Fortunately, the decision is up to us. God is ready with open arms for us to turn to Him, and leaves it up to us. In the parable of the prodigal son, Jesus tells us that the father was waiting patiently for his wayward son to come home, and it was the son’s choice of when to come back. At first, he never planned to come home, but in time, the hardship and anguish that he endured eventually caused him to realize how wrong he was, and he turned around. He did an about-face. But had he “come to himself” sooner, the father would have been no less or more ready for him. Similarly, Christ is waiting for us to surrender. His terms of surrender are in our favor: surrender to Me, and gain everything. Our rebellion preserves our pride, but nothing else.

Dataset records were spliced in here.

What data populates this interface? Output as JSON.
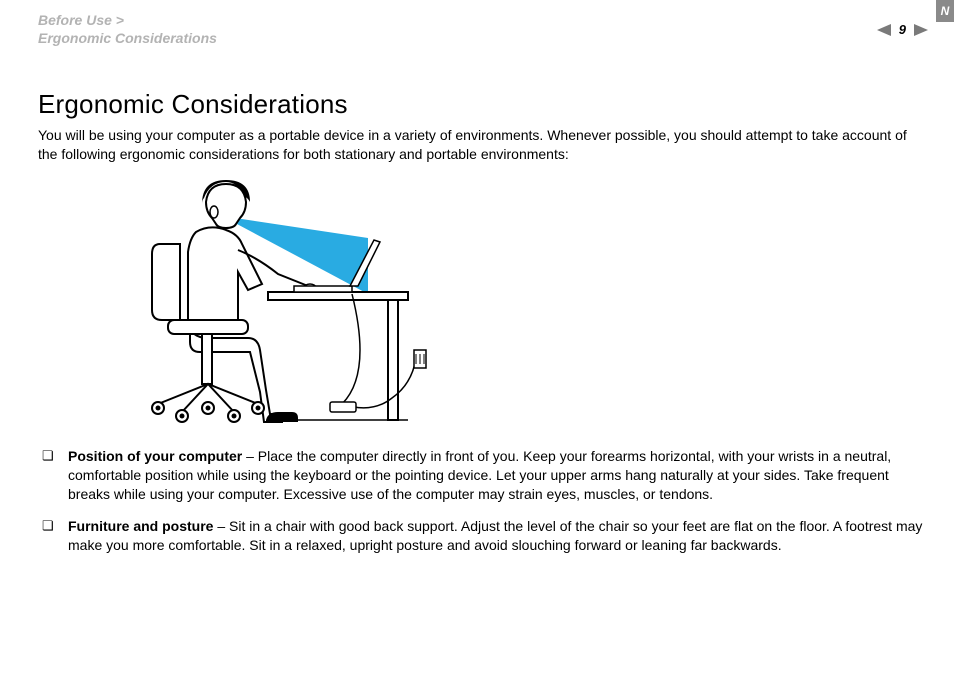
{
  "header": {
    "breadcrumb_line1": "Before Use >",
    "breadcrumb_line2": "Ergonomic Considerations",
    "page_number": "9",
    "flag_letter": "N"
  },
  "content": {
    "title": "Ergonomic Considerations",
    "intro": "You will be using your computer as a portable device in a variety of environments. Whenever possible, you should attempt to take account of the following ergonomic considerations for both stationary and portable environments:",
    "bullets": [
      {
        "bold": "Position of your computer",
        "text": " – Place the computer directly in front of you. Keep your forearms horizontal, with your wrists in a neutral, comfortable position while using the keyboard or the pointing device. Let your upper arms hang naturally at your sides. Take frequent breaks while using your computer. Excessive use of the computer may strain eyes, muscles, or tendons."
      },
      {
        "bold": "Furniture and posture",
        "text": " – Sit in a chair with good back support. Adjust the level of the chair so your feet are flat on the floor. A footrest may make you more comfortable. Sit in a relaxed, upright posture and avoid slouching forward or leaning far backwards."
      }
    ]
  }
}
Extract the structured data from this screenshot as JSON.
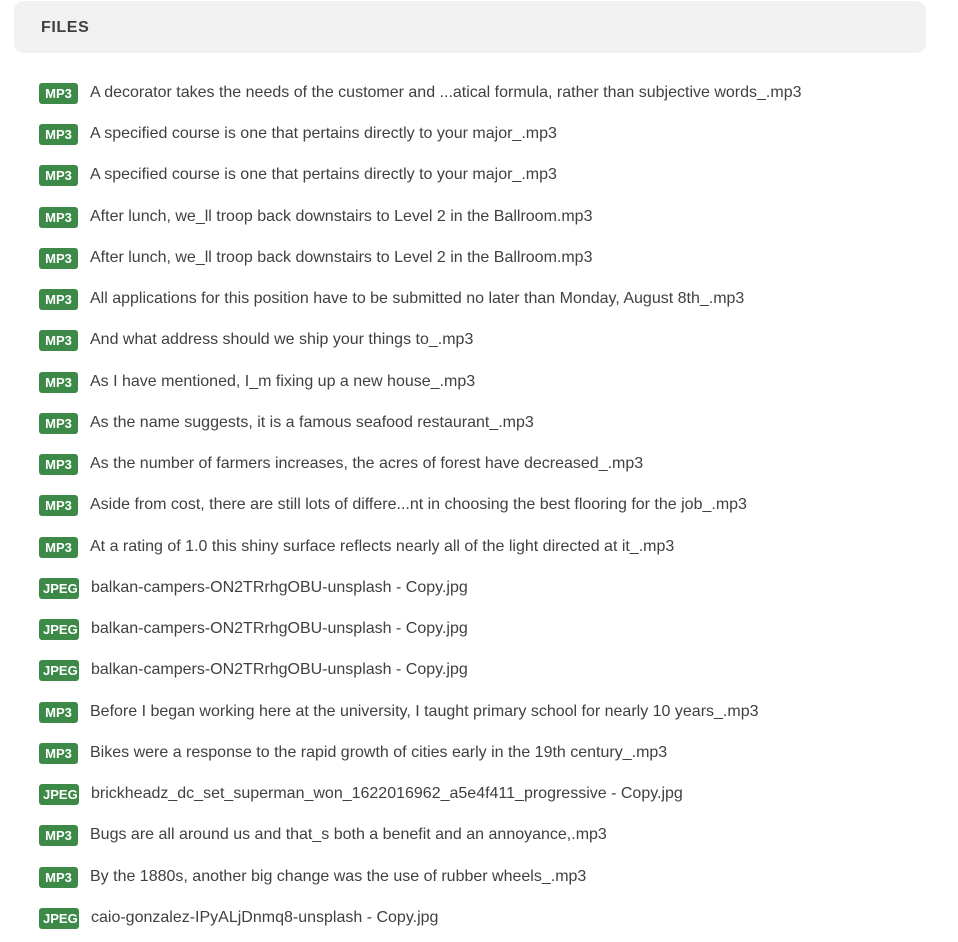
{
  "header": {
    "title": "FILES"
  },
  "colors": {
    "badge_bg": "#3d8a48",
    "header_bg": "#f1f1f1",
    "text": "#404040"
  },
  "files": [
    {
      "type": "MP3",
      "name": "A decorator takes the needs of the customer and ...atical formula, rather than subjective words_.mp3"
    },
    {
      "type": "MP3",
      "name": "A specified course is one that pertains directly to your major_.mp3"
    },
    {
      "type": "MP3",
      "name": "A specified course is one that pertains directly to your major_.mp3"
    },
    {
      "type": "MP3",
      "name": "After lunch, we_ll troop back downstairs to Level 2 in the Ballroom.mp3"
    },
    {
      "type": "MP3",
      "name": "After lunch, we_ll troop back downstairs to Level 2 in the Ballroom.mp3"
    },
    {
      "type": "MP3",
      "name": "All applications for this position have to be submitted no later than Monday, August 8th_.mp3"
    },
    {
      "type": "MP3",
      "name": "And what address should we ship your things to_.mp3"
    },
    {
      "type": "MP3",
      "name": "As I have mentioned, I_m fixing up a new house_.mp3"
    },
    {
      "type": "MP3",
      "name": "As the name suggests, it is a famous seafood restaurant_.mp3"
    },
    {
      "type": "MP3",
      "name": "As the number of farmers increases, the acres of forest have decreased_.mp3"
    },
    {
      "type": "MP3",
      "name": "Aside from cost, there are still lots of differe...nt in choosing the best flooring for the job_.mp3"
    },
    {
      "type": "MP3",
      "name": "At a rating of 1.0 this shiny surface reflects nearly all of the light directed at it_.mp3"
    },
    {
      "type": "JPEG",
      "name": "balkan-campers-ON2TRrhgOBU-unsplash - Copy.jpg"
    },
    {
      "type": "JPEG",
      "name": "balkan-campers-ON2TRrhgOBU-unsplash - Copy.jpg"
    },
    {
      "type": "JPEG",
      "name": "balkan-campers-ON2TRrhgOBU-unsplash - Copy.jpg"
    },
    {
      "type": "MP3",
      "name": "Before I began working here at the university, I taught primary school for nearly 10 years_.mp3"
    },
    {
      "type": "MP3",
      "name": "Bikes were a response to the rapid growth of cities early in the 19th century_.mp3"
    },
    {
      "type": "JPEG",
      "name": "brickheadz_dc_set_superman_won_1622016962_a5e4f411_progressive - Copy.jpg"
    },
    {
      "type": "MP3",
      "name": "Bugs are all around us and that_s both a benefit and an annoyance,.mp3"
    },
    {
      "type": "MP3",
      "name": "By the 1880s, another big change was the use of rubber wheels_.mp3"
    },
    {
      "type": "JPEG",
      "name": "caio-gonzalez-IPyALjDnmq8-unsplash - Copy.jpg"
    }
  ]
}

“To them who by patient continuance in well doing seek for glory and honour and immortality, eternal life: But unto them that are contentious, and do not obey the truth, but obey unrighteousness, indignation and wrath.”

Romans 2:7-9

“Behold, I stand at the door, and knock: if any man hear my voice, and open the door, I will come in to him, and will sup with him, and he with me.”

Revelation 3:20

As unrepentant human beings, we can expect to fail. We can expect our evil nature to have dominion unless we actively surrender, unless we stop resisting God. And as Christians who have accepted Christ’s forgiveness of sins, we can still let the evil nature we were born with back in, and harm our testimony or our ministry. We need to learn how to come to terms with being wrong, and be able to quickly turn around, repent, and be surrendered to God, knowing that He will never deny us if we come to Him in humility and sincerity. We must learn the art of surrender.

“All that the Father giveth me shall come to me; and him that cometh to me I will in no wise cast out.”

John 6:37

“If we confess our sins, he is faithful and just to forgive us our sins, and to cleanse us from all unrighteousness.”